12th December, 2007 NFU Mutual Insurance

Business insurance is one of those subjects that is guaranteed to increase the blood pressure of most Recommended Associates. Until recently I have been insured with NFU and was happy. However, I wrote to them and asked whether they would cover me to run Handling the Wild Pony Courses. They wrote back and said that they didn't want to cover me and what's more they'd looked at my blog site and didn't really want to cover me for semi-feral, rescue or unbroken ponies either! Well, as most of the ponies I work with would tick one, two or even three of those boxes if they had opposing thumbs that didn't look like a fat lot of use to me.
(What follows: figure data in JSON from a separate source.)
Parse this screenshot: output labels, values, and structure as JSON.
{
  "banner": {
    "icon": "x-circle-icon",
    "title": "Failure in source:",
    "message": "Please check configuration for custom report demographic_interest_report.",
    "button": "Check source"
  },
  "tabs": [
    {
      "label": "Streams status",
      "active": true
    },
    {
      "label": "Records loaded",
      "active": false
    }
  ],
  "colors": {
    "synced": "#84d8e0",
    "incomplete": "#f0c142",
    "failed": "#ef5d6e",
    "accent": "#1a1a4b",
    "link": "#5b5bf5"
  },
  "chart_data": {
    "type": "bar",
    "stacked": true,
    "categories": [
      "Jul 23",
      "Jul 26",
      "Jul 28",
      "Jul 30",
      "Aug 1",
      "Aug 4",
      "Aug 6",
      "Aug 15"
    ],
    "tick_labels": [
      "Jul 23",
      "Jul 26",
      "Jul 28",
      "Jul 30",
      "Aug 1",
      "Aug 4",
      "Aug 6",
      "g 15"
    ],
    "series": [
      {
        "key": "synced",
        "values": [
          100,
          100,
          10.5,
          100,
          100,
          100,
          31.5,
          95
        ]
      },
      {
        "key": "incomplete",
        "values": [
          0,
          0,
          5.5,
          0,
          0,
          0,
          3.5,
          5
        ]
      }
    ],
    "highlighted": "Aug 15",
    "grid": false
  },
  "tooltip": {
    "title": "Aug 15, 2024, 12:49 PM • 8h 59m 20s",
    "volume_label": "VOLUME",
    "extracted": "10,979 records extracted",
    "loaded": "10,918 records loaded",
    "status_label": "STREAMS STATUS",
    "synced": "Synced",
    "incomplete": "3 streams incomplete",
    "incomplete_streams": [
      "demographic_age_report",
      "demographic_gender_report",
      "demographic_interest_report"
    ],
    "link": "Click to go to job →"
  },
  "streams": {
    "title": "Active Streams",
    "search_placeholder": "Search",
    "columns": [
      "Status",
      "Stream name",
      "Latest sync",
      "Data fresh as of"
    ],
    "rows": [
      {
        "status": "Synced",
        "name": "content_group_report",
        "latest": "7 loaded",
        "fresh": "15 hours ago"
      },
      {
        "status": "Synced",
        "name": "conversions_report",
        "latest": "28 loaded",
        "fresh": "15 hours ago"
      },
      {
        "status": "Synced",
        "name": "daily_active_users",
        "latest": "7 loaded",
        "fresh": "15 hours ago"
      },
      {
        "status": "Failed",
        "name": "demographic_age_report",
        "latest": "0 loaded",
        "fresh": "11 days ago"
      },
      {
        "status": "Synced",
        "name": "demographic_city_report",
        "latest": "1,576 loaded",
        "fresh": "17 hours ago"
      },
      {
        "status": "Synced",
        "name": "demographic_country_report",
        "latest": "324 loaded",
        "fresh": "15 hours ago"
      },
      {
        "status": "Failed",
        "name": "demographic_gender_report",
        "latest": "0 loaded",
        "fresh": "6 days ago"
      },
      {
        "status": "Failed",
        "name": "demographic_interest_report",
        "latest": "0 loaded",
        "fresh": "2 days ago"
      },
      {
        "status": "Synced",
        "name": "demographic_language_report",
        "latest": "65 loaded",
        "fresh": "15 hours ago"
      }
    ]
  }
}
I pulled out my original proposal form and was able to prove categorically that they knew I was going to "break" ponies in - by definition they must arrive unbroken and they grudgingly said they would cover me for everything until the policy ran out. Needless to say I have gone elsewhere this time. The South Essex Insurance Brokers were the only company I contacted that were prepared to go through a list of the day to day things that I do and indicate that they would cover everything - all of the others just threw a bog standard policy document at me and said erm, that might do it. I can't afford to have that uncertainty. I need to know that if I am working with an Exmoor pony with a star in the middle of his face that I am just as insured as if he were a middle of the road, well mannered, well-bred and psychologically sound cob. And if I'm on the telly, or loaning my round pen panels or giving long-reining lessons with Petra, the queen of long-reining, I need to know that we've got it all covered. There's a curious thing with insurance policies which is called "Uberima Fides" which means that you have an obligation to inform your insurance company of anything that could affect your insurance policy; if you don't tell them everything, they have the right to avoid liability if something goes wrong. I do wonder how many people who are involved with horses as professionals or amateurs are properly insured for what they do. As an ex-lawyer I am very cautious - everyone is your friend until they have an accident and even then it's not them that sue you - it's their insurance company or their lawyer or their family.